Consignado do Auxílio Brasil gera dificuldades
O que foi oferecido como uma ajuda virou preocupação para muitos brasileiros e muito arrependimento. Em outubro, Terezinha e Ianca, beneficiárias do Auxílio Brasil, pegaram empréstimo consignado para resolver urgências. Quase dois meses depois, elas sofrem para conseguir pagar as contas da casa.
Naquele mês, cerca de R$ 5 bilhões foram emprestados por meio do consignado, segundo dados do Banco Central. E em apenas 15 dias, a Caixa Econômica Federal concedeu o crédito a mais de 1,6 milhão de beneficiários.
A medida foi vista, inicialmente, como um alívio para as famílias conseguirem realizar alguns gastos urgentes. A reportagem do g1 foi até uma agência da Caixa em São Paulo e pesquisou em grupos em redes sociais dedicados ao empréstimo para conversar com quem pedia o crédito. Geladeira, dentadura e aluguel foram alguns dos motivos expostos.
Mas o alívio se transformou em aperto já no mês seguinte, quando o valor da parcela foi descontado do benefício. “Tive que deixar de pagar a luz porque não tenho de onde tirar, vivo sozinha e pago aluguel.
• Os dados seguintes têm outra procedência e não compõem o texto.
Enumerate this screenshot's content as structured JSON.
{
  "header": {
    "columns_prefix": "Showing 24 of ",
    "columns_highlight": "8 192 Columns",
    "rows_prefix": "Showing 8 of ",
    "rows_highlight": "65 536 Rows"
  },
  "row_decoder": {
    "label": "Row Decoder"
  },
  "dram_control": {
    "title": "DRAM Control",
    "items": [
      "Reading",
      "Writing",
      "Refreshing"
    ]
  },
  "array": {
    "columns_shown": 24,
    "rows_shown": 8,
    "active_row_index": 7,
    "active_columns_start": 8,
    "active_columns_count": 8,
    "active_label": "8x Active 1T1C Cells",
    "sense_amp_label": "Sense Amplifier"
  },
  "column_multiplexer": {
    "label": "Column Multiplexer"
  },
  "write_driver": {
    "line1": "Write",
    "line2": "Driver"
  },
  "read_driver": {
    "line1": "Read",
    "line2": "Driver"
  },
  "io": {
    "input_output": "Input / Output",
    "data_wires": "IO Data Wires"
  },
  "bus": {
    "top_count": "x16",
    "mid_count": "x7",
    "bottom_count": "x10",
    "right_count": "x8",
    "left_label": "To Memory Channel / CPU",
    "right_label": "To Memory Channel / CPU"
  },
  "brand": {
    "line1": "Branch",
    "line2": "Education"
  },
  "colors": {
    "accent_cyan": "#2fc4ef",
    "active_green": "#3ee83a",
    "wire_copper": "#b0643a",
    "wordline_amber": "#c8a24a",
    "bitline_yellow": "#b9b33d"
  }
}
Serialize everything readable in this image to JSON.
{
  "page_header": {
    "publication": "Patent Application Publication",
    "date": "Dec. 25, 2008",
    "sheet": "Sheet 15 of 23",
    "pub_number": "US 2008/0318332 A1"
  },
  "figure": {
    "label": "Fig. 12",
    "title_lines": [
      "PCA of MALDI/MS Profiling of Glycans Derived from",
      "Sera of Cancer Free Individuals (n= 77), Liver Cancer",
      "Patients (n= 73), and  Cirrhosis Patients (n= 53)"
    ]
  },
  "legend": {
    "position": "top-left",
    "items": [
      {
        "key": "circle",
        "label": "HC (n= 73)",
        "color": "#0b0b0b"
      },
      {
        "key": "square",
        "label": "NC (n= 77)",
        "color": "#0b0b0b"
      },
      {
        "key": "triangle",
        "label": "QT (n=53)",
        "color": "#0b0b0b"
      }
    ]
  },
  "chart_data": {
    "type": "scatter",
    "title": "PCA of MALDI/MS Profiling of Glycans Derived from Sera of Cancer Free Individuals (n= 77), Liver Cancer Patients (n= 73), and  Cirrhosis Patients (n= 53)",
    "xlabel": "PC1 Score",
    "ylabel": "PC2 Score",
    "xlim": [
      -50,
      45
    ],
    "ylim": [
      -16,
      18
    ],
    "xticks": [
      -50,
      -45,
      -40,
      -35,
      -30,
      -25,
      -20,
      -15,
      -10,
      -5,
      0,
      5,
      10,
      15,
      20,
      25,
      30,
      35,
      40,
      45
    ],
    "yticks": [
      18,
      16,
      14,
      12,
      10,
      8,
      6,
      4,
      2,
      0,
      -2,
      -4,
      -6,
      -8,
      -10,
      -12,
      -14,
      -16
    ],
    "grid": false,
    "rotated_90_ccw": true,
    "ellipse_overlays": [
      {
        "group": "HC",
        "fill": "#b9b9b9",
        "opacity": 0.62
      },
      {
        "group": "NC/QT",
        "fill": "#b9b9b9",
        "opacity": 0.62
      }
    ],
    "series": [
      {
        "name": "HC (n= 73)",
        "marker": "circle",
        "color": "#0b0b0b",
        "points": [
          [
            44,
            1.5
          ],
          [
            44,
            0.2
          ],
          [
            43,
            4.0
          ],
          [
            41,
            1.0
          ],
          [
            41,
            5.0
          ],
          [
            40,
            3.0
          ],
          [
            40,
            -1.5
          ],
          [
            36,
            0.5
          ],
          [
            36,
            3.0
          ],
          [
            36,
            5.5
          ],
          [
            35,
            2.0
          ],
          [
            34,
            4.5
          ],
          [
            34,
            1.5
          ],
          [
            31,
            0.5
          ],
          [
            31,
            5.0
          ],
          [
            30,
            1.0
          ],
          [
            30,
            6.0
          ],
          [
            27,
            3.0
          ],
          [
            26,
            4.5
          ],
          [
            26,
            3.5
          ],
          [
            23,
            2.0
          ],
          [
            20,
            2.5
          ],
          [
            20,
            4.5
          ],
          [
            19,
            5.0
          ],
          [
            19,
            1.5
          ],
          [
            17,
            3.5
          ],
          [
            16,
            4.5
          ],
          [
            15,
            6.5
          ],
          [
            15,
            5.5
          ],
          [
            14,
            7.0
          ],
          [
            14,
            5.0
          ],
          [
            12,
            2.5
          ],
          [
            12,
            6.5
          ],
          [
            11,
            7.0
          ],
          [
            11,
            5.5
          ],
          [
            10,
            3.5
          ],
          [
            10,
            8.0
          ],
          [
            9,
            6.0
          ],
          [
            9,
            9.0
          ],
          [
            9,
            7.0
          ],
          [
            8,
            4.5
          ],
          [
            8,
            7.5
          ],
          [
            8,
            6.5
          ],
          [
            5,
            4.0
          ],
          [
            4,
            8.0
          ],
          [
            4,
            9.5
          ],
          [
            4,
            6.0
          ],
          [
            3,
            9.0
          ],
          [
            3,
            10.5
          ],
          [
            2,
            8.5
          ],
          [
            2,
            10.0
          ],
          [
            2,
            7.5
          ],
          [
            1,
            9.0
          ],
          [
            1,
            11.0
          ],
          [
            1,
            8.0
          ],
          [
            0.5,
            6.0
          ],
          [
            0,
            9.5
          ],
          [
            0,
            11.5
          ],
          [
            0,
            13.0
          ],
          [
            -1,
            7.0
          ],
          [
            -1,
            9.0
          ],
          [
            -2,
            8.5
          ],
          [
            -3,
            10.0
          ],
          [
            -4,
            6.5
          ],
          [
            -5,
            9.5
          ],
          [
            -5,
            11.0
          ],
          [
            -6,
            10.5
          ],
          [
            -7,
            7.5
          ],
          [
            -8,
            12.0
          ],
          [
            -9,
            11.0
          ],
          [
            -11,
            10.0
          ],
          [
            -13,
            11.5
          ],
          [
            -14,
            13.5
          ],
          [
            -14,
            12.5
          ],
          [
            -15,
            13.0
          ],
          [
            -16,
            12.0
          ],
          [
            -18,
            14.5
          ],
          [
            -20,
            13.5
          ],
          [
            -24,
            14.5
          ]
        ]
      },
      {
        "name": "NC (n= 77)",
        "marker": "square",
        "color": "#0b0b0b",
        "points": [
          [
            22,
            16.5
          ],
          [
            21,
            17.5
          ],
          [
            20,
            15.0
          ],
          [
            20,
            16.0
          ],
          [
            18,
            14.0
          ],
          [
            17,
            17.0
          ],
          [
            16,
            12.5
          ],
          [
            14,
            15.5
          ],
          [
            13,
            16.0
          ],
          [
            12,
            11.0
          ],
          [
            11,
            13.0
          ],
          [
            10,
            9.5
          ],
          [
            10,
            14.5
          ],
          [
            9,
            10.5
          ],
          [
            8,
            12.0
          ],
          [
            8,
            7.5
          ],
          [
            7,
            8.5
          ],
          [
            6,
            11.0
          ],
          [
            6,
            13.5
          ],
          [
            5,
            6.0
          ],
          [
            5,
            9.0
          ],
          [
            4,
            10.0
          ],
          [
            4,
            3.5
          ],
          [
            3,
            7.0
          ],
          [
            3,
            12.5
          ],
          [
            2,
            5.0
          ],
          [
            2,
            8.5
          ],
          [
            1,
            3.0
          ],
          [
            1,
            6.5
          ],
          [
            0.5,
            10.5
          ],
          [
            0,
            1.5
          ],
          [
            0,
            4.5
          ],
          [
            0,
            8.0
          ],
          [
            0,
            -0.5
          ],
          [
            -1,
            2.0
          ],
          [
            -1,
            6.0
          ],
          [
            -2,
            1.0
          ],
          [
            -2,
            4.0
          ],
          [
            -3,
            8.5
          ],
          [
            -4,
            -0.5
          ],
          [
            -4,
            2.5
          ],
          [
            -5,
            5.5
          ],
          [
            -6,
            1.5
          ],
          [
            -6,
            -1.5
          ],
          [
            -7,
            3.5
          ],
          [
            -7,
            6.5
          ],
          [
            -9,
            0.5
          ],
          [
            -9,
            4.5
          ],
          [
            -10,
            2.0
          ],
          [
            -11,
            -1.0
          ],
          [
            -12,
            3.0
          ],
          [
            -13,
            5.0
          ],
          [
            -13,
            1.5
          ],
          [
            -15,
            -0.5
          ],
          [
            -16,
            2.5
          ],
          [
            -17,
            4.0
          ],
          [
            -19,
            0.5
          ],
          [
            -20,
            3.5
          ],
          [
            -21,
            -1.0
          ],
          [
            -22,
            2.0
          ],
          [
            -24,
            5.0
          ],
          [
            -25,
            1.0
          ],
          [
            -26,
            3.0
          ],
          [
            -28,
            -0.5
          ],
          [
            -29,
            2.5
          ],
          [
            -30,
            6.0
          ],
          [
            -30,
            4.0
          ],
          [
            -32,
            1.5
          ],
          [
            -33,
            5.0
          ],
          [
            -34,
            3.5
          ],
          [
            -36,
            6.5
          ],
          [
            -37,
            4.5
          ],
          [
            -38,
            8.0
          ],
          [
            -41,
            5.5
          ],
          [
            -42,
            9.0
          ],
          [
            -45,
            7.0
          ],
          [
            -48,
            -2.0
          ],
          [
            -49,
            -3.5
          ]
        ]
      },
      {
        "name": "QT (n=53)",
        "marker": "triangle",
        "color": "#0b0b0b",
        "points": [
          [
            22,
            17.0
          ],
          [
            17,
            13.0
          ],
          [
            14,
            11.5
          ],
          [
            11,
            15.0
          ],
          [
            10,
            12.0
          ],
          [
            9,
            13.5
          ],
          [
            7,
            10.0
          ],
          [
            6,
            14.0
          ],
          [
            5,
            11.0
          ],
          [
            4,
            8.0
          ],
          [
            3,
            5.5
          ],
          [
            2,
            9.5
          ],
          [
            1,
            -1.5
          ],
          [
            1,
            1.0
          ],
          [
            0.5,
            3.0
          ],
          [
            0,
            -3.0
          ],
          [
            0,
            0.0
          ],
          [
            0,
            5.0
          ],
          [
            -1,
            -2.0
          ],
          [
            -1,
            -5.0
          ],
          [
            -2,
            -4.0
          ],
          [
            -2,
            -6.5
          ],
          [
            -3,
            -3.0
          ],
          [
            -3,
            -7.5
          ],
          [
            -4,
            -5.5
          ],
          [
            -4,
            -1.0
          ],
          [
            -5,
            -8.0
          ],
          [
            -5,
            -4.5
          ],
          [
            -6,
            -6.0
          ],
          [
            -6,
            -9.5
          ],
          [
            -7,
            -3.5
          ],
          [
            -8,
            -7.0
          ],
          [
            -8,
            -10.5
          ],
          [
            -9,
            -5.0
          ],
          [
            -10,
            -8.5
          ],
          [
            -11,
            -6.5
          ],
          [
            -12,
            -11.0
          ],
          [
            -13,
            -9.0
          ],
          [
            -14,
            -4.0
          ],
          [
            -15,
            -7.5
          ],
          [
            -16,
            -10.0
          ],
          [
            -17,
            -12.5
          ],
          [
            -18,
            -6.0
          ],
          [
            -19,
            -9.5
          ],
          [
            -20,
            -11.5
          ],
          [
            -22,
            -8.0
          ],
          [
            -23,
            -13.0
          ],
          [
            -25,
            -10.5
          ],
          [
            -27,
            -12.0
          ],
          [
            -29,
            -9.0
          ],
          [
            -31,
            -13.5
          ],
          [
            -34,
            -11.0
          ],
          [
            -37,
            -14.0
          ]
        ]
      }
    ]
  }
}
Me arrependi de ter feito”, diz Terezinha Medeiros, de 57 anos.
Ela conta que trabalhava como cuidadora de idosos, mas deixou o ofício porque ficou doente. Agora, tenta se aposentar pelo INSS.
Segundo Terezinha, a atendente da Caixa que fez sua solicitação disse que a primeira parcela só seria descontada dois meses depois. “Era pra dezembro a primeira parcela, mas eles descontaram antes do combinado”, diz.